Dubai: It must have been a no-brainer for the organisers of Russia 2018 to zero in on a football legend who could feature in their official poster of the World Cup. It may have been close to three decades after his death and the word USSR could be a distant memory of the Cold War days, but the image of one hero endures in their football folklore like no other — Lev Yashin.

The image of Yashin, or the ‘Black Spider’ sprawled over the frame of the poster with his eyes fixed on the ball — the trademark black gear with the flat cap hard to miss — will surely make its way to millions of homes after this World Cup as a souvenir from the spectacle. This, in a way, will be an opportunity for the football fraternity to pay homage to the man they call arguably the greatest goalkeeper in the game after so many decades.

The visitors to Moscow for the World Cup will be treated to a giant mural of the legend looking down opposite the Russian Football Union building, while his statues adorn the iconic Luzhinki Stadium and the complex of Dynamo Moscow Club — underlining his stature as the game’s biggest ambassador for the country after all these years.

There have been no dearth of great goalkeepers gracing the sport — from Yashin’s contemporary Gordon Banks to the just-retired Gianluigi Buffon. There have been the watershed moments in their career, which has put the shot-stoppers in a pedestal — if Banks had been part of England’s World Cup winning squad in 1966 — Buffon’s spell began with Italy’s triumph in 2006 and, of course, Juventus’ uninterrupted run with the Scudettos.

Yashin did not have any success of that magnitude, and it’s in this irony possibly lies his greatness. He spent his career with a single club, Dynamo Moscow, and the country colours with USSR — which was never in the same bracket as England or Italy — and their finest moment during Yashin’s reign was a fourth-place finish in the 1966 World Cup in England. There had been, of course, an Olympic gold medal in 1956 while Yashin’s Dynamo had won the then European Championship in 1960.

This, however, did not prevent him from winning the Ballon d’Or from Fifa in 1963 — the only occasion in the last half-a-century when any goalkeeper won the award. What’s more, the Fifa had named him as the ‘Best Goalkeeper of the 20th Century’ much later and the governing body’s ‘Golden Gloves’ award for the best goalkeeper is named after him.

If playing for the USSR had its limitations, the iron curtains of the Communist USSR also prevented him from accepting any club offers from Europe — which would have offered a much greater financial security. Did he have any regrets about it? In a recent interview, Valentina Yashina, the widow of the goalkeeping legend, was non-committal. “I never wonder about this, so don’t ask me what it would have been.”

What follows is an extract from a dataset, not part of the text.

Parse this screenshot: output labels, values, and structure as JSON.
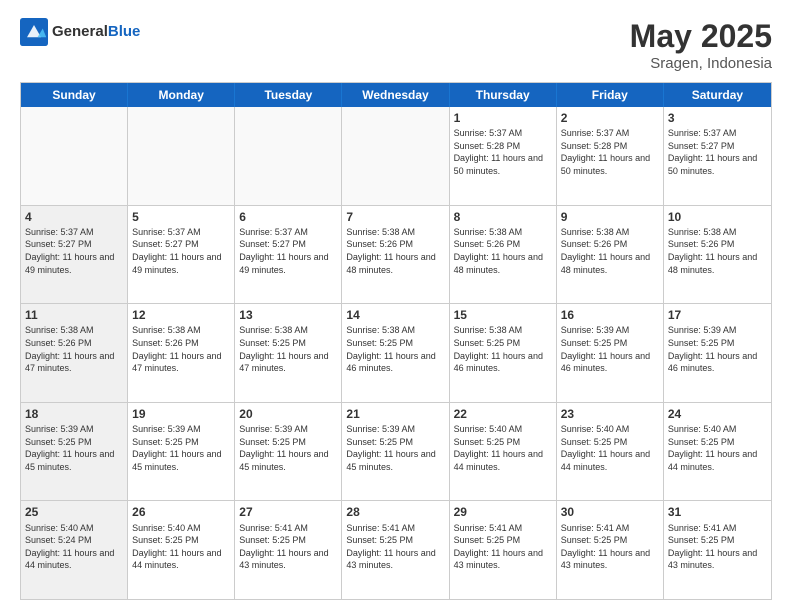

How great was Yashin was a goalkeeper? The statistics are quite mind-boggling, which shows he had 270 clean sheets out of 326 club appearances, which included saving of 150 penalties. The limited Youbtube clippings available are testimony to some lightning quick reflexes — and an aura of invincibility with which he left his charge in a one-to-one situation with the rivals.

“Lev Yashin was first class, a real super goalkeeper. His positional play was excellent, but everything he did was amazing. He was a role model for goalkeeping for the next years, without a doubt,” commented Banks, his peer and a great rival.

What added to the mystique was his ingenuous ‘therapy’ of how he controlled his nerves ahead of a big game — by often having a puff — an act which would have a modern day dugout squirm at the idea. The excessive smoking led to a thrombosis of his blood vessels on the left leg and it had to be amputated when he was only 50 years old.

What was the Yashin philosophy to goalkeeping? “What kind of a goalkeeper is the one who is not tormented by the goal he has allowed? He must be tormented. If he is calm, that means the end. No matter what he had in the past, he has no future.”

They certainly don’t make men like him anymore!